An illustration that began on a list of tapas dishes:

Click here to see the original drawing in my mangle sketchbook…

I’ve also discovered that empty tea boxes can become book covers with some nifty scissorwork:

Click here to see the inside of this book, and further experiments in book covering…

and I’m preparing work for an exhibition taking place in March to celebrate International Women’s Day:

Come and have a look and tell people about this, lots of brilliant book artists exhibiting!

Writing letters

3 Feb

Last weekend was the end of an era. My parents gave up the keys to their farm – on which I spent my whole childhood getting muddy, learning how to look after new lambs, exploring for hours on end the fields, barns and woodland. While walking from empty shed to open field in a methodical tribute to the place, I came across my name written in the ground.

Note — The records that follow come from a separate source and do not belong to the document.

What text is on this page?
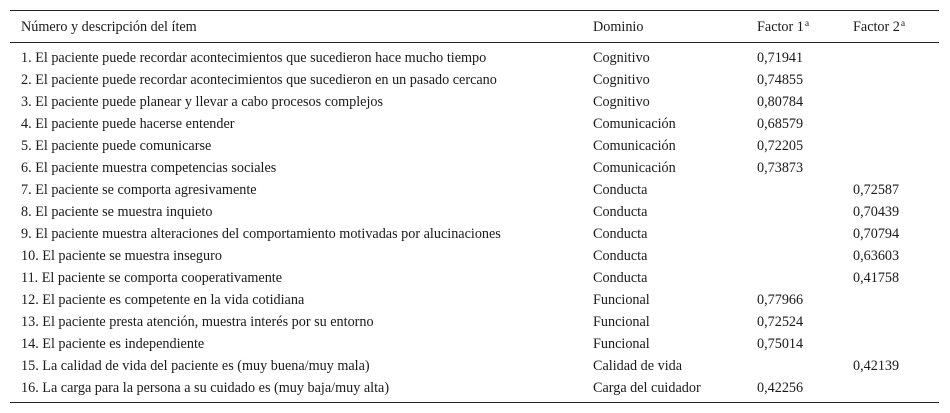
Número y descripción del ítem	Dominio	Factor 1$^a$	Factor 2$^a$
1. El paciente puede recordar acontecimientos que sucedieron hace mucho tiempo	Cognitivo	0,71941	
2. El paciente puede recordar acontecimientos que sucedieron en un pasado cercano	Cognitivo	0,74855	
3. El paciente puede planear y llevar a cabo procesos complejos	Cognitivo	0,80784	
4. El paciente puede hacerse entender	Comunicación	0,68579	
5. El paciente puede comunicarse	Comunicación	0,72205	
6. El paciente muestra competencias sociales	Comunicación	0,73873	
7. El paciente se comporta agresivamente	Conducta		0,72587
8. El paciente se muestra inquieto	Conducta		0,70439
9. El paciente muestra alteraciones del comportamiento motivadas por alucinaciones	Conducta		0,70794
10. El paciente se muestra inseguro	Conducta		0,63603
11. El paciente se comporta cooperativamente	Conducta		0,41758
12. El paciente es competente en la vida cotidiana	Funcional	0,77966	
13. El paciente presta atención, muestra interés por su entorno	Funcional	0,72524	
14. El paciente es independiente	Funcional	0,75014	
15. La calidad de vida del paciente es (muy buena/muy mala)	Calidad de vida		0,42139
16. La carga para la persona a su cuidado es (muy baja/muy alta)	Carga del cuidador	0,42256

I can’t remember writing this – but this proves. I was there, I existed,  a four year old making her mark in the wet cement. What story would a graphologist draw from this writing? Definite capitals letters spelling certainty, a child asserting her identity? For handwriting is a most personal thing, and it can make someone’s day in the form of a scribbled note on the fridge or a long letter, words tumbling from pen to page straight from the heart or mind. I now have several friends I communicate with more through letters than modern technology. A postcard from Borneo, a printed card and a recipe arrived for me in the last fortnight – you get out of correspondence what you put in. Why not send a letter or a postcard today? Receiving a piece of hand crafted post is always a delight, against the cold bills, forms and junk mail that flood the hallway. Send something, and you’ll more than likely receive something in return.

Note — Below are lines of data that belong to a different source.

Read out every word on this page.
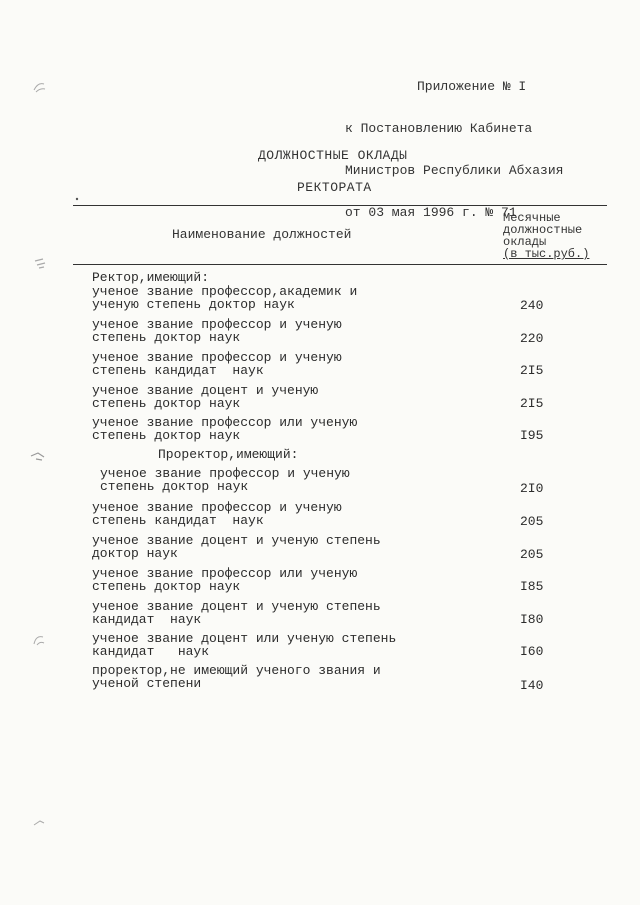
Приложение № I

к Постановлению Кабинета

Министров Республики Абхазия

от 03 мая 1996 г. № 71

ДОЛЖНОСТНЫЕ ОКЛАДЫ
РЕКТОРАТА
Наименование должностей
Месячные
должностные
оклады
(в тыс.руб.)
Ректор,имеющий:
ученое звание профессор,академик и
ученую степень доктор наук	240
ученое звание профессор и ученую
степень доктор наук	220
ученое звание профессор и ученую
степень кандидат  наук	2I5
ученое звание доцент и ученую
степень доктор наук	2I5
ученое звание профессор или ученую
степень доктор наук	I95
Проректор,имеющий:
ученое звание профессор и ученую
степень доктор наук	2I0
ученое звание профессор и ученую
степень кандидат  наук	205
ученое звание доцент и ученую степень
доктор наук	205
ученое звание профессор или ученую
степень доктор наук	I85
ученое звание доцент и ученую степень
кандидат  наук	I80
ученое звание доцент или ученую степень
кандидат   наук	I60
проректор,не имеющий ученого звания и
ученой степени	I40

This is an idea you might like to try. My friend Alex and I are having a little conversation through the post through swapping recipes.  So far they’ve been written in small, handmade books: below is what I’ll be sending off tomorrow. A recipe for delicious orange cake in a circular stitched pamphlet. It’s a simple book to make using a three hole pamphlet stitch. There’s also a postcard to go with it, a brief hello, hurrah and how are you to make contact… You could swap crafts, pictures, recommendations, tips, advice, maps, stories – collaboration and correspondence often conjure some brilliant ideas!

Enjoy!

Postal drawing collaboration

12 Oct

If you want to draw something, but you’re stuck for inspiration, ask yourself a question. What’s your favourite recipe? Weather? Night out? What would you do if there was a fire? What makes you cringe the most? Then answer it with a drawing. A quick drawing. A drawing done by your other hand. Or a detailed illustration.

Jojo Norris and I have set up an illustration exchange. We met by chance through Leaf Books, and being as we don’t know much about each other, thought we’d find out via our drawings. It’s also a great way of generating work, much like the sketchbook project, which we are both taking part in. So I asked Jojo, ‘What do you like to do on Sundays?’ You can see her reply here. Then she asked me, ‘What are you most afraid of?‘ Here is my answer:

It’s true. I fell in a patch when I was two.I have asked Joanne ‘What makes you cringe the most?’ I’m looking forward to getting her answer

Oh, and we’re doing this collaboration through the post, rather than online. I like the idea of the postal routes from Cardiff to Edinburgh carrying, secretly within our envelopes, our visual communications.  My artwork (for example the Shoe tales project) often involves correspondence and infiltrating the postal system as a medium for creative messaging. More importantly, everyone appreciates hand made or hand written letters. Why not send something yourself, today, a mere postcard to say hello to an old friend.